From my perspective, I find many (not all, not even most) of my female friends and my grad students can't articulate what they want, what will help them navigate the difficult process of completing a PhD, landing a job and keeping it with a child or children in tow. For these people universities can never do enough, there's always something more they need that will help more, that will be the magic bullet that makes it "easier" to have a child (never easy) and do their job. What I find among these women is an insufficient appreciation that everyone faces challenges about work/life balance.She goes on to suggest that we all need to understand and appreciate work/life balance and work to make institutions appreciate that as well. The idea that there's not enough support for parents is a common one looked upon quite often with resentment by those without children. "Suck it up," is often the common response to the whining of mothers about how hard it is to juggle both raising a child and going to grad school or working. I've seen this so often lately that I've been trying to puzzle over why this is so common for women to feel this way or to have this perspective put on them. And I think I have part of an answer.
The default for women is still get married and have children. That's what you're "supposed" to do. Decades ago, that would have been it, the pinnacle of your life. Now, it's still the default but with the added dictum that women can do that *and* pursue a career. Don't worry, people say, your husband will pitch in, your workplace will be supportive, your colleagues will understand. When those things don't happen, new mothers are often thrown for a loop. Too often, women don't pay attention to the way other mothers are treated in the workplace. And that's often not their fault since many mothers are often made invisible in the workplace. Having an honest conversation with a chair or a dean feels risky since there may then follow a stigma about one's seriousness toward work. So a lot of moms find themselves with kids, without a plan because what they thought was going to happen didn't. They're left saying, "Now what?" and don't know where to turn. And let's face it, if we're talking grad school, some people are young and idealistic and immature. Speaking even for myself, one doesn't always make the best decisions when you're young and idealistic.
I had my first child while working a corporate job that I took to fund my husband's grad school education. We decided to have a child because my job had insurance that would cover much of the cost of having a kid (though it didn't cover it all), which we didn't have as grad students. I had my second in grad school, so I completed a master's and (eventually) a Ph.D. with two kids. In fact, what postponed my Ph.D. was not my kids but my husband, who left his job and dragged me across the country. There was nothing we could have done about the timing of that. But I had some advantages that some people may not:
- Income. Mr. Geeky had a real job that paid for the majority of our needs, including full-time daycare for both kids. I don't recommend having a kid when you're *both* in grad school unless you've got family or something that can substitute for what may be costly daycare.
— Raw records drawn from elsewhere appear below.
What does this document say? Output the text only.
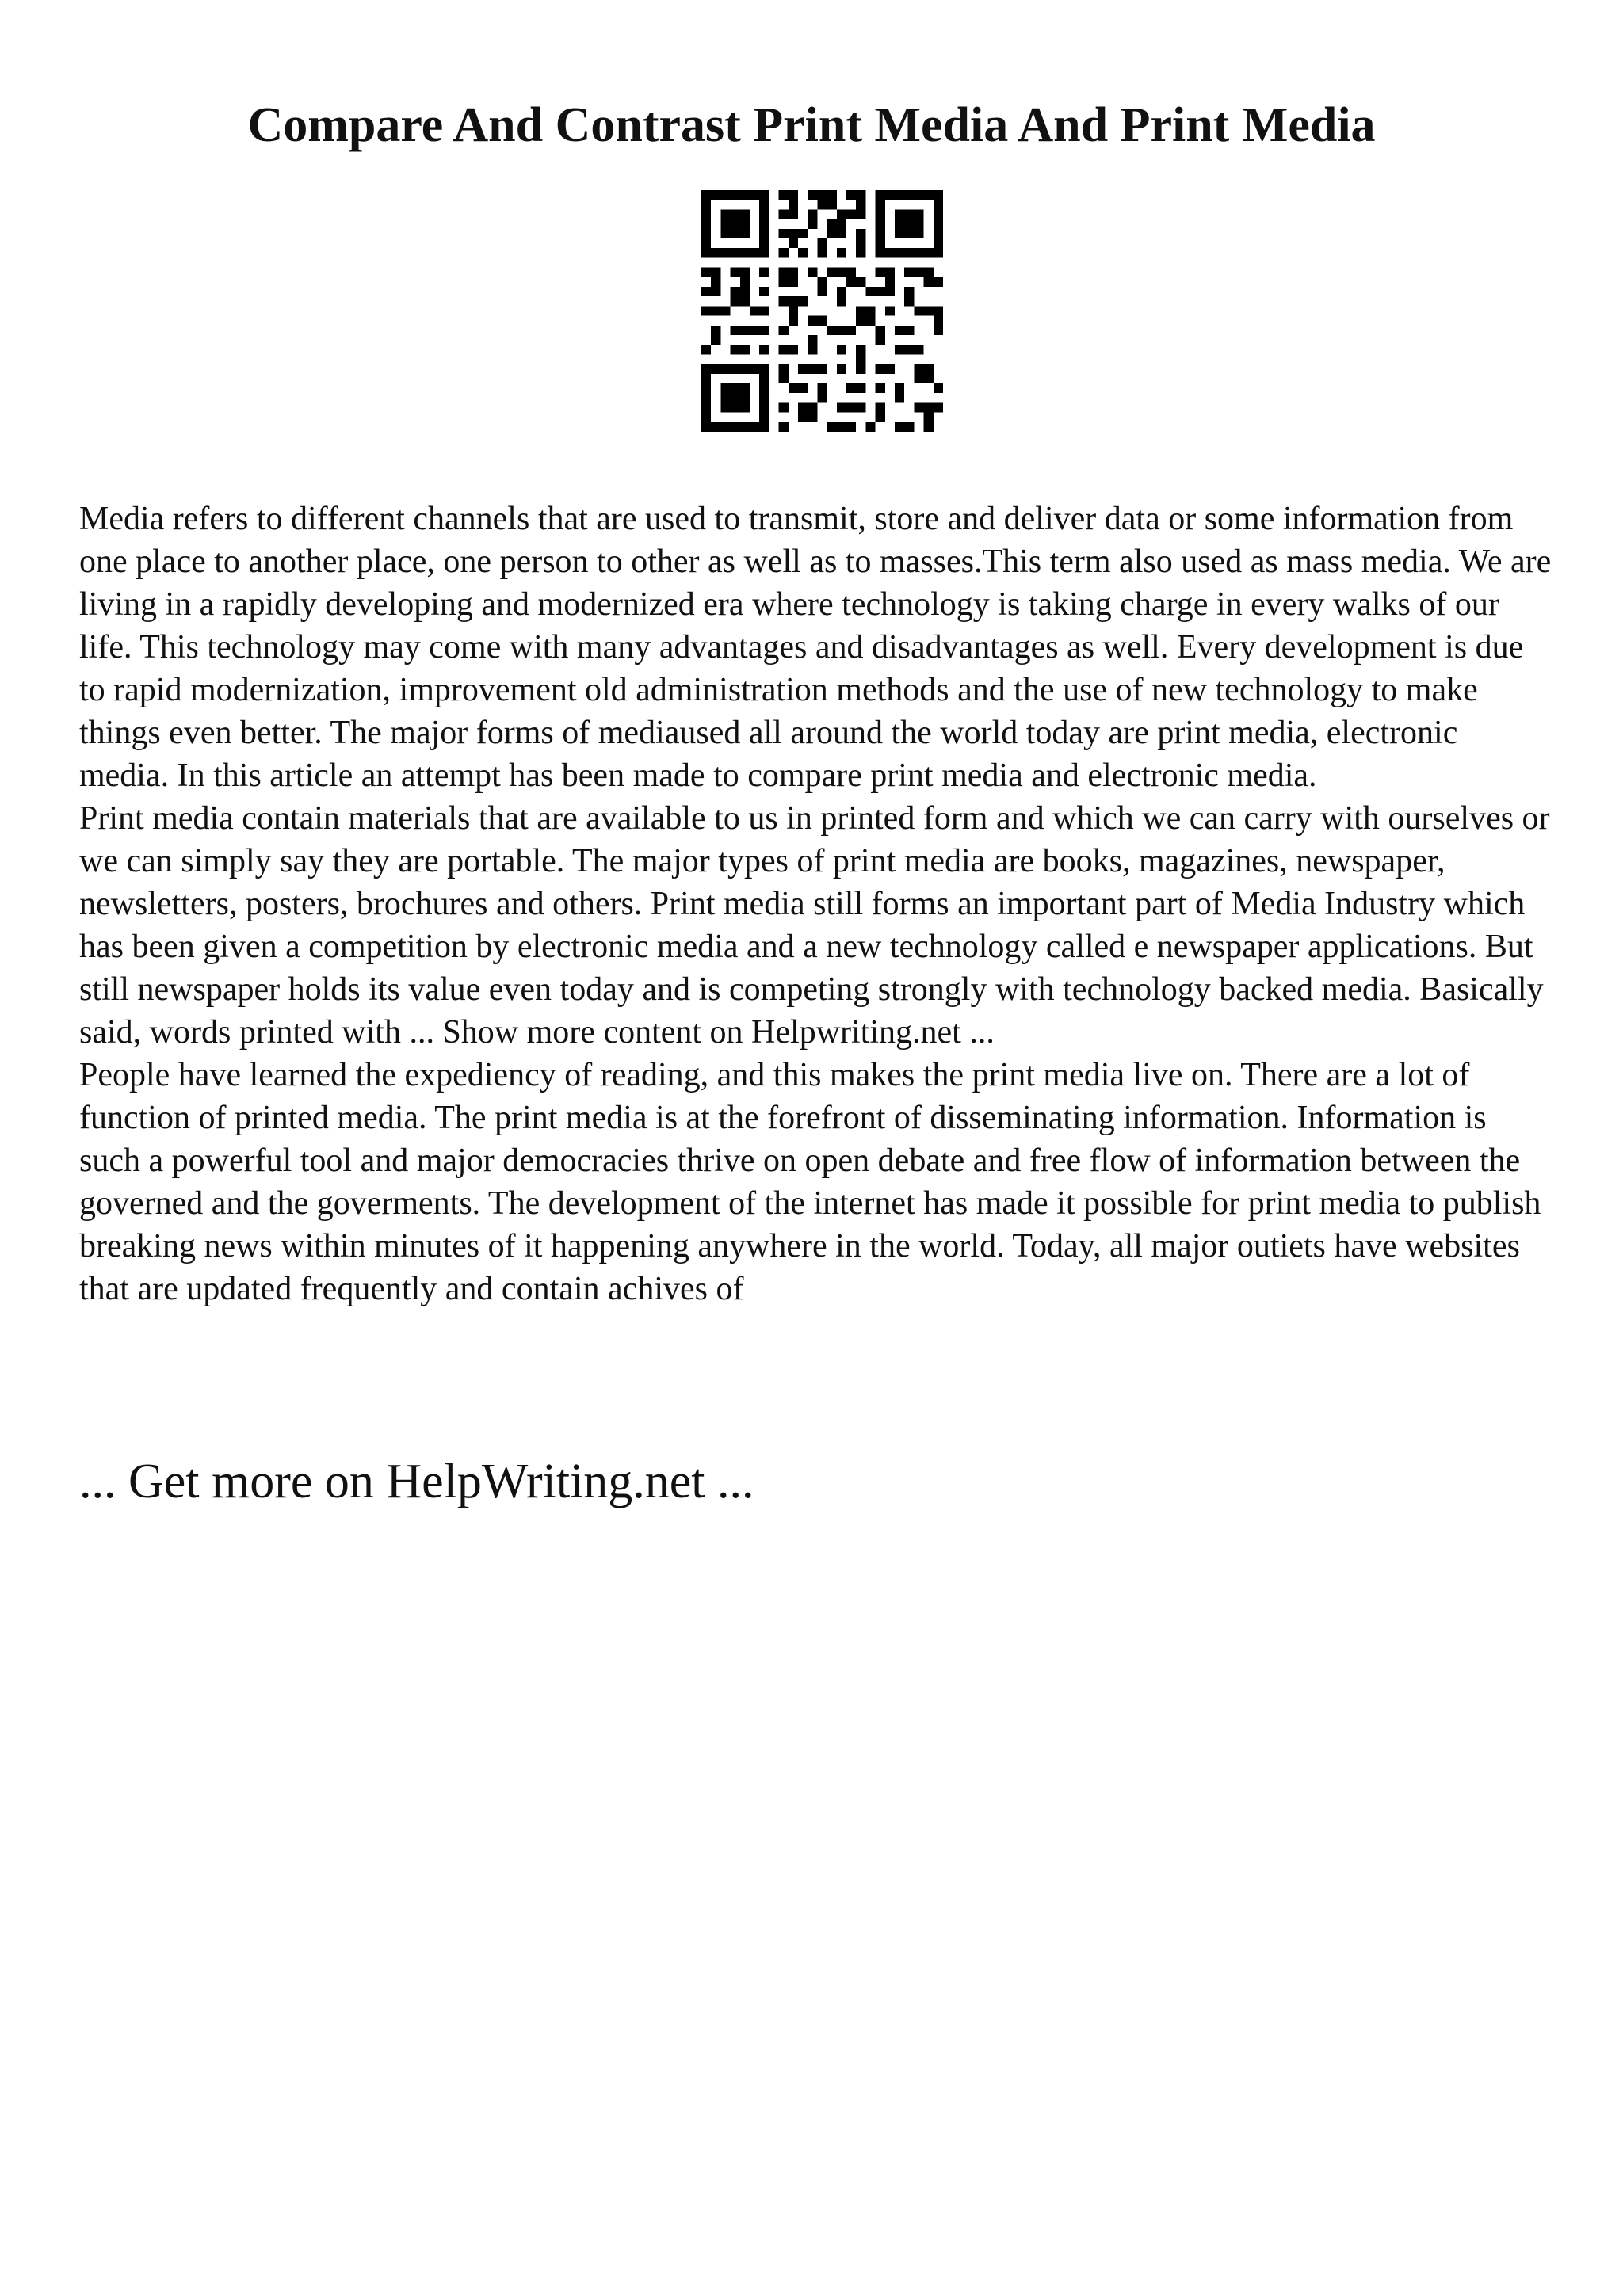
Compare And Contrast Print Media And Print Media

Media refers to different channels that are used to transmit, store and deliver data or some information from one place to another place, one person to other as well as to masses.This term also used as mass media. We are living in a rapidly developing and modernized era where technology is taking charge in every walks of our life. This technology may come with many advantages and disadvantages as well. Every development is due to rapid modernization, improvement old administration methods and the use of new technology to make things even better. The major forms of mediaused all around the world today are print media, electronic media. In this article an attempt has been made to compare print media and electronic media.

Print media contain materials that are available to us in printed form and which we can carry with ourselves or we can simply say they are portable. The major types of print media are books, magazines, newspaper, newsletters, posters, brochures and others. Print media still forms an important part of Media Industry which has been given a competition by electronic media and a new technology called e newspaper applications. But still newspaper holds its value even today and is competing strongly with technology backed media. Basically said, words printed with ... Show more content on Helpwriting.net ...

People have learned the expediency of reading, and this makes the print media live on. There are a lot of function of printed media. The print media is at the forefront of disseminating information. Information is such a powerful tool and major democracies thrive on open debate and free flow of information between the governed and the goverments. The development of the internet has made it possible for print media to publish breaking news within minutes of it happening anywhere in the world. Today, all major outiets have websites that are updated frequently and contain achives of

... Get more on HelpWriting.net ...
- Flexible schedules. Both Mr. Geeky and I had flexible schedules. If a kid got sick or their school was closed, we could usually manage juggling. We made this even more flexible by making sure that our class schedules did not conflict. If I got a MWF class, Mr. Geeky made sure his were on TTh.
- Other mothers in the department. I shared an office with a women who had a preschooler. She had breastfed as well, so she was very supportive of my doing so and gave me plenty of advice, both about parenting and about jugging life as a grad student.
- Supportive faculty. Everyone just assumed I would continue working as I had before. No one thought I was less serious than before I had my second child. In part, I think this was because they knew I had another kid at home that hadn't slowed me down.
- Less intense program. I think it's fair to say that the program I was in, while good in its own way, was not in the top 10 programs in the country. I knew this going in, and I didn't choose it for that reason, but it was definitely helpful to not be in the kind of program that was a hothouse of competition.
- Affordable daycare. My kids only overlapped daycare for one year, so that was the most expensive year and even that year only cost us about $700/month. After that, we paid around $400/month.
I think there are so many unknowns both in grad school and when having children that it's very easy to find yourself in the weeds quite quickly. I think women should assess their own situations and do what's necessary to make the balance work. I dropped a class in the fall after my daughter was born. I worked very intensely from 9-5, trying my best not to have anything to do in the evenings, which were often unpredictable in the early months. That year is certainly a blur to me in many ways and I remember when I got my first full night of sleep six months after my daughter was born, I was amazed that I'd been able to function at all. I felt so amazingly good after that, I couldn't believe what a walking zombie I'd been before that.
In many ways, I did "suck it up," but I was able to, in part, because of the support I felt surrounded by. No one said that I seemed like a zombie all those months. And most grad students are surviving on little sleep anyway. I never tried to make my own lack of sleep a special case, never asked for extensions, trying to plan papers well in advance. But had I really needed one, I knew I could ask for one without any repercussions. And that's where I think institutions can do something. Because it's often the attitudes, not the policies that get in the way. So parents can try to anticipate what parenting is going to be like and put support networks in place beforehand, but institutions can try to make sure some of those are there as well. Faculty and student parent groups might be helpful. Childcare benefits are good. But fostering a general attitude that parents are perfectly capable of graduate work can go even further than many official policies.